Fortunately, or unfortunately, depending on your point of view, I have not been in that position for some considerable time.
My own children are older than many of the pupils in my school; my hair is growing an increasing quantity of grey streaks. (I like to think it’s the way the light shines on it!) All of a sudden I find myself among the oldies – I say ‘among’ - I am not the oldest. I suppose I might still have a modicum of kudos left.
Nobody, I think, would describe me as ‘down with the kids’, in fact, some would probably laugh at the idea, but I do at least still have just a little ‘insider knowledge’ of adolescent trials and torments thanks to close personal experience.
Nevertheless, I cannot deny that I am one of the ‘oldies’ now. Despite the drawbacks which come with advancing years, for me, age is a good thing.
The poet Jenny Joseph says: ‘When I am old I shall wear purple’. Well I do that sometimes, and really rather enjoy it. Even though the catch up in terms of IT skills is something of a challenge, if not a constant puzzle, (the skills which I did have when I first began to work seemed to slip away from me without my noticing) I am definitely more comfortable with myself, my strengths and weaknesses and my limitations.
New educational practices, ideas and schemes tell us to teach this way, or that way. We have to use this technique or that technique. During my time teaching, I’ve probably tried most of them. New ideas which fell out of favour some time back have often returned in a somewhat re-hashed manner.
While I like the idea of many new techniques, and am not averse to trying a different tack sometimes, I’ve finally got the confidence to say that I know what works for me and what most certainly does not.
Whatever job we do, we are individuals with different characters and, either consciously or subconsciously, we adapt the job we do, with its specific horizons or confines, to our own unique personalities.
I have a head of department who shouts a lot - in a good way for the most part - and bounces in a rather Tigger-like manner across the classroom. He likes expansive gestures and flinging himself around the room.
My departmental colleague likes tables, charts and displays. Her room is immaculate and she is a whizz on the computer. Before I can even think about what key I need to press next in order to achieve something, she has finished typing and found what I hadn’t even managed to process in my mind, never mind express verbally.
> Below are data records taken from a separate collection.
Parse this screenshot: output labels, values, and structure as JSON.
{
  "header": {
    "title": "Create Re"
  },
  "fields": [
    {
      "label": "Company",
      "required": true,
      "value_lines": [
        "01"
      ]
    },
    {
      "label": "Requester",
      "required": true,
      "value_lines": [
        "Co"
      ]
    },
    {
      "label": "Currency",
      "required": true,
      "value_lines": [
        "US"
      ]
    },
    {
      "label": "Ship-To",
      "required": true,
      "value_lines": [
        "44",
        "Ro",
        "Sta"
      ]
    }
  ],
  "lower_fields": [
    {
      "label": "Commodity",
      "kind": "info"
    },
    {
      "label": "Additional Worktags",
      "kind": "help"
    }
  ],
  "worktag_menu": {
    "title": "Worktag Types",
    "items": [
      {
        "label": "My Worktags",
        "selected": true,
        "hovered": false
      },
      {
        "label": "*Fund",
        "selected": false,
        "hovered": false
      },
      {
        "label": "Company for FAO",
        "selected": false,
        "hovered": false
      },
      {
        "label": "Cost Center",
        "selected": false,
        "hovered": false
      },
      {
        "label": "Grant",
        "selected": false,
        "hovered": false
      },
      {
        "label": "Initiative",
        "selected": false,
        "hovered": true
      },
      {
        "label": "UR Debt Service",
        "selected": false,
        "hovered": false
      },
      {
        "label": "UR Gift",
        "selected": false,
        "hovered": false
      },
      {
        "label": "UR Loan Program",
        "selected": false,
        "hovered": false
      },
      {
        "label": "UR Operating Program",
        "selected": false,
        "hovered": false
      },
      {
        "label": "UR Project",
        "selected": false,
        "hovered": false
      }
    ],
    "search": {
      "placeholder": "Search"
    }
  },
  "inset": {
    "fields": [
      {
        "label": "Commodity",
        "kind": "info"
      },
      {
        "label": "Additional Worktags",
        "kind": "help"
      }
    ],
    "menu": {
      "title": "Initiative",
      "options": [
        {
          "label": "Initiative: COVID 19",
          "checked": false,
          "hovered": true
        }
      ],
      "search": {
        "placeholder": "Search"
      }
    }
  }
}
I am not like either of them, yet now I can happily say, I am neither better nor worse than either one of them – just different. In fact, the strength of our department, I would go as far as to say, comes from the fact that we each teach the same subject in wholly different ways.
As a microcosm of life, the school is a good place to study how we all work together. Old must never be redundant. It has its place alongside the young and new and vital.
The question of retirement and whether teachers could, or should be in a classroom teaching youngsters when they are themselves approaching 70 years old, as the government seems to suggest we should, is a topic for another day.
The success of a school and society at large depends on its embracing differences and celebrating what each of us has to offer.
So I celebrate my boring-ness. I am quite possibly an Eeyore! Yet I know that there are pupils who learn best from my way of teaching.
Thank goodness that, for the other pupils who need a different approach, there is Tigger just along the corridor!